Mining Jazz Data to Assess Development Processes

Principal Investigators: Andreas Zeller, Tobias Scheffer
Funding: IBM, Jazz Faculty Grant
Duration: 01/2008-12/2008

What is it that makes a good development process? We want to develop a plug-in that learns from collaboration and defect data as tracked by Jazz, relates features of the collaborative development process to the defect density of individual components, and thereby automatically predicts code quality. For instance, the plug-in might advise that package P should be reviewed more, because a new dependency on compiler internals has been added shortly before the release date by a developer who is new to the team.

Text Mining: Knowledge Discovery in Text Databases and Efficient Document Processing

(German project title: Text Mining: Wissensentdeckung in Textsammlungen und Effizienz von Dokumentenverarbeitungsprozessen)

Principal Investigator: Tobias Scheffer
Funding: German Science Foundation DFG, Emmy Noether Program
Duration: June 2003 through June 2008

The amount of documents available in archives and on the web is growing exponentially. This growth induces a demand for methods that automatically analyze large volumes of documents, discover and utilize valuable knowledge contained in them. A substantial part of our working processes consists of processing (i.e., reading, writing, manipulating) documents. Many tools support the administration of text documents, such as file systems, databases, or document management systems. Much greater efforts (and more expenses), however, are imposed by the actual document manipulation processes — such as writing documents. Any support of document manipulation processes requires substantial knowledge; it is therefore much more difficult to support document processing rather than document administration.
The goal of the „Text Mining“ project is to develop and study text mining algorithms that discover knowledge in large document archives, and utilize this knowledge to support future text manipulation processes.
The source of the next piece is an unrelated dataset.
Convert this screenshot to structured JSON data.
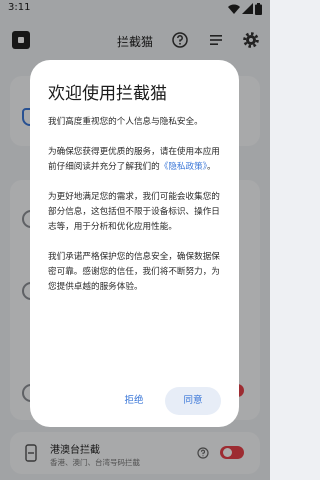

  • One of the project goals lies in the development, and in studying the properties of, efficient active learning algorithms that generate sequence models from example documents. Such statistical models are able to segment, classify, and extract information from documents. In several ways, statistical sequence models can be used to support, and enhance the efficiency of, document manipulation processes.
  • While text mining methods allow to extract information from textual documents and to translate this information into structured representation, data mining algorithms are able to discover knowledge (e.g., patterns or rules) in structured databases. Our goal is to study how these steps can be interleaved automatically, allowing discovery of knowledge that is hidden in textual archives.
  • Our ultimate project goal is to develop and study methods that discover knowledge in document archives, and utilize this knowledge to effectively support future document manipulation processes. Prototypically, we will develop a sentence completion function for natural language. Based on stored documents, the system is to generate a domain and user specific language model representing frequently used phrases and their semantic context. In the application phase, the system will analyze text fragments entered by the user of – for instance – a word processing system. Based on the analysis of text fragment entered so far, the system will propose the most likely completion of a sentence, if this completion can be derived from the acquired knowledge.

Data and Text Mining in Quality and Service

Principal Investigator: Tobias Scheffer
Funding: DaimlerChrysler AG
Duration: 08/2005-07/2008

We study the problem of discovering trends and new developments in production and warranty databases as well as in workshop reports. We develop technologies that automatically identify such trends and discover their hidden causes. The goal of this project is the constructive analysis of data mining methods that lead to improved service processes by integrating and analyzing textual information and data from multiple, heterogeneous and distributed databases.